The best known of the old scales, this scale emphasizes pure thirds by making the fifths narrow. It was certainly in use by the end of the 15th century, if not earlier. It has the greatest number of pure triads of any of the scales on this disk. All whole steps are equally spaced, one half of a major third apart. It also has a very prominent "wolf" between G# and Eb- If the circle is extended down to Ab, the pitch is very different from the G#, Some baroque keyboards had a split pair of black keys that allowed the musician to choose G# or Ab.

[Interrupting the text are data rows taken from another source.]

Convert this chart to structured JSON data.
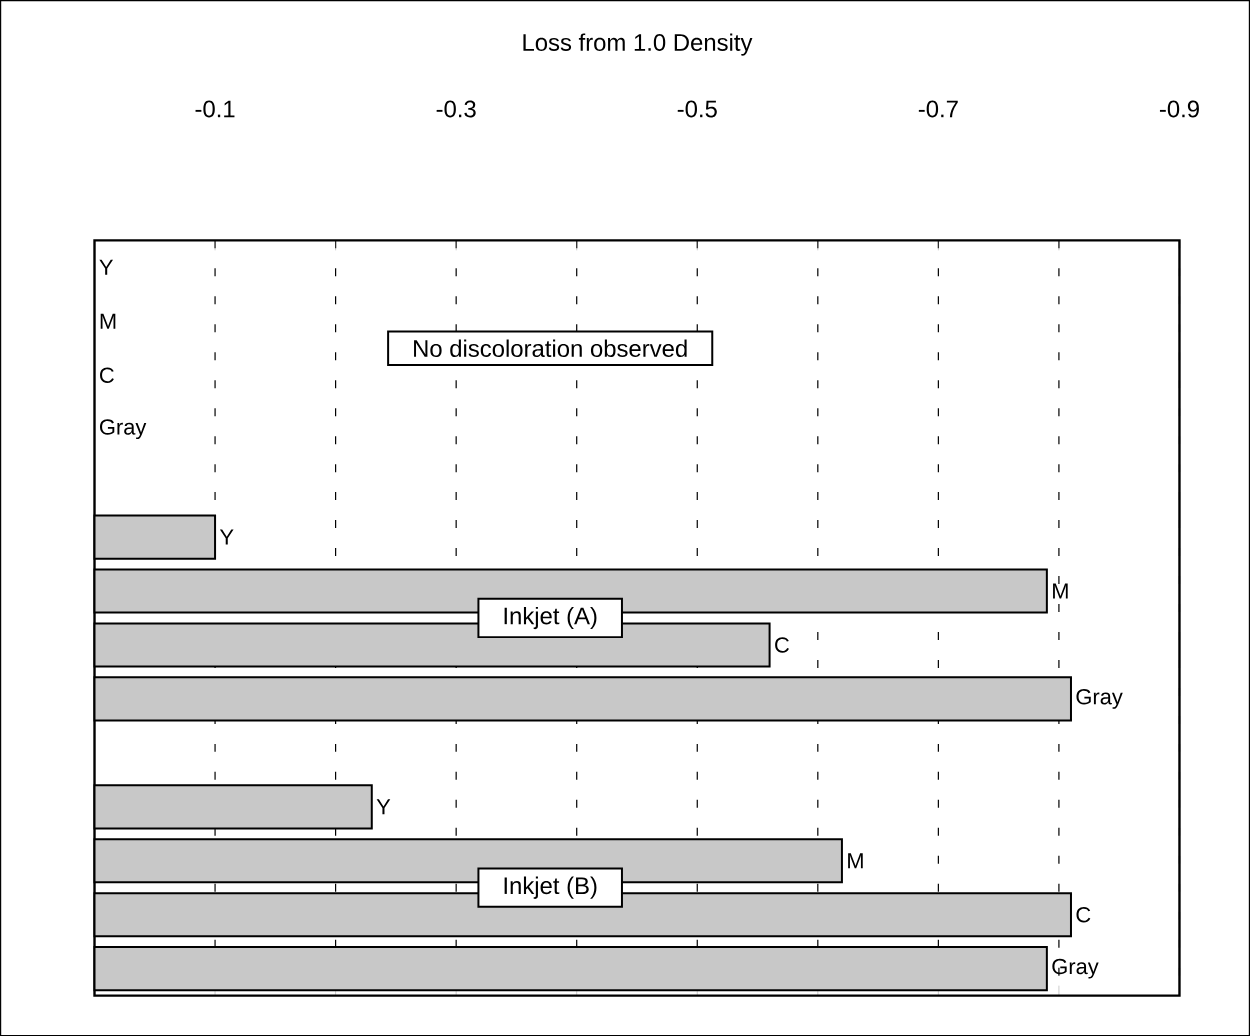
{
  "chart_data": {
    "type": "bar",
    "orientation": "horizontal",
    "xlabel": "Loss from 1.0 Density",
    "categories": [
      "Y",
      "M",
      "C",
      "Gray",
      null,
      "Y",
      "M",
      "C",
      "Gray",
      null,
      "Y",
      "M",
      "C",
      "Gray"
    ],
    "values": [
      0,
      0,
      0,
      0,
      null,
      -0.1,
      -0.79,
      -0.56,
      -0.81,
      null,
      -0.23,
      -0.62,
      -0.81,
      -0.79
    ],
    "color": "#c8c8c8",
    "xlim": [
      0,
      -0.9
    ],
    "xticks": [
      -0.1,
      {
        "value": -0.2,
        "label": null
      },
      -0.3,
      {
        "value": -0.4,
        "label": null
      },
      -0.5,
      {
        "value": -0.6,
        "label": null
      },
      -0.7,
      {
        "value": -0.8,
        "label": null
      },
      -0.9
    ],
    "annotations": [
      "No discoloration observed",
      "Inkjet (A)",
      "Inkjet (B)"
    ],
    "grid": "x",
    "tick_labels": "x"
  }
}
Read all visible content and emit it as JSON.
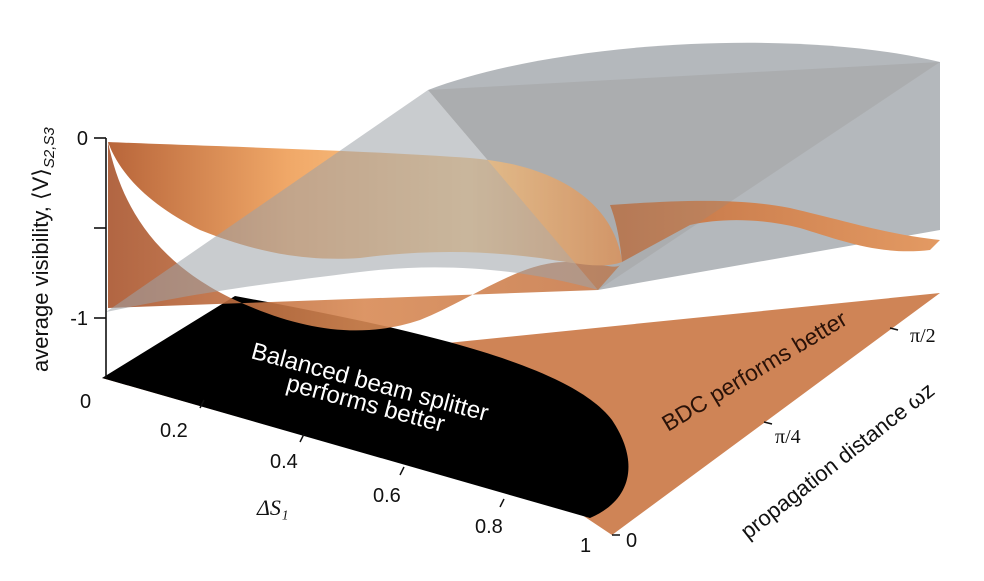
{
  "chart_data": {
    "type": "surface3d",
    "axes": {
      "x": {
        "label": "ΔS₁",
        "ticks": [
          "0",
          "0.2",
          "0.4",
          "0.6",
          "0.8",
          "1"
        ],
        "range": [
          0,
          1
        ]
      },
      "y": {
        "label": "propagation distance ωz",
        "ticks": [
          "0",
          "π/4",
          "π/2"
        ],
        "range": [
          0,
          1.5708
        ]
      },
      "z": {
        "label": "average visibility, ⟨V⟩",
        "label_subscript": "S2,S3",
        "ticks": [
          "0",
          "-1"
        ],
        "minor_tick_values": [
          -0.5
        ],
        "range": [
          -1,
          0
        ]
      }
    },
    "series": [
      {
        "name": "",
        "color": "#f2a561",
        "note_color_role": "orange surface"
      },
      {
        "name": "",
        "color": "#9aa0a6",
        "note_color_role": "translucent grey surface"
      }
    ],
    "regions": [
      {
        "label_lines": [
          "Balanced beam splitter",
          "performs better"
        ],
        "color": "#000000"
      },
      {
        "label": "BDC performs better",
        "color": "#cf8456"
      }
    ]
  }
}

Organ builder Gottfried Silbermann (1678-1734) tried several variants to narrow the "wolf" and make his instruments useable in more keys. None of the intervals of these two scales are pure.
Jean Phillipe Rameau. (1683-1764) modified the meantone scale to provide three pure fifths. This very pleasant scale almost completely eliminates the harsh "wolf" of the meantone while preserving most of its pure harmony.
Organ builder and mathematician Andreas Werkmeister (1645-1706) devoted much of his life to the study of temperament and suggested many. different scales. The best known of these are included on this disk. His goal was to place the best thirds in those keys with the fewest incidentals. It is very likely that Bach (l685-1750) wrote his famous "Well-tempered Klavier" pieces for one of these temperaments.
Composer and music theorist Johann Philipp Kirnberger (1721-1783) suggested several temperaments. The two scales here offer a large number of pure fifths. The first has pure thirds at C-E, G-B, and D-F# but the fifths at D-A and A-E are somewhat harsh. Kirnberger later proposed an alternate scale with smoother fifths, but only one pure third at C-E.
One of the many variations commonly in use in the 18th century that emphasized a pure third at C-E and distributed the "wolf" around the circle of fifths. There is only one pure interval in this scale.
This scale is supplied for fun and has no significant historical precedent. When used to play well known sequences it offers some insight into the concept of the inverted interval.
This scale is so common in the 20th century that many musicians and instrument makers don't know that there are any alternatives. Dividing the Pythagorean Comma equally around the circle of fifths is not a recent idea. Equal temperament was probably known in the 1700s or earlier, but was not considered a satisfactory scale due to the impurity of all intervals. In the late 18th and 19th centuries, composers increasingly explored modulation to many different keys. They found that most temperaments were unsatisfactory because of the significant tonal changes involved in changing keys. The equal-tempered scale was begrudgingly recognized as an acceptable compromise that worked equally in all keys. It is only through over a century of dominance that this scale has become the one that we are accustomed to - the scale that sounds "in tune" to us today.
The principal source of information used to create these temperaments is HARPSICHORD TUNING - A COURSE OUTLINE, by G.C. Klop, distributed by The Sunbury Press, P.O. Box 1778, Raleigh, NC 27602.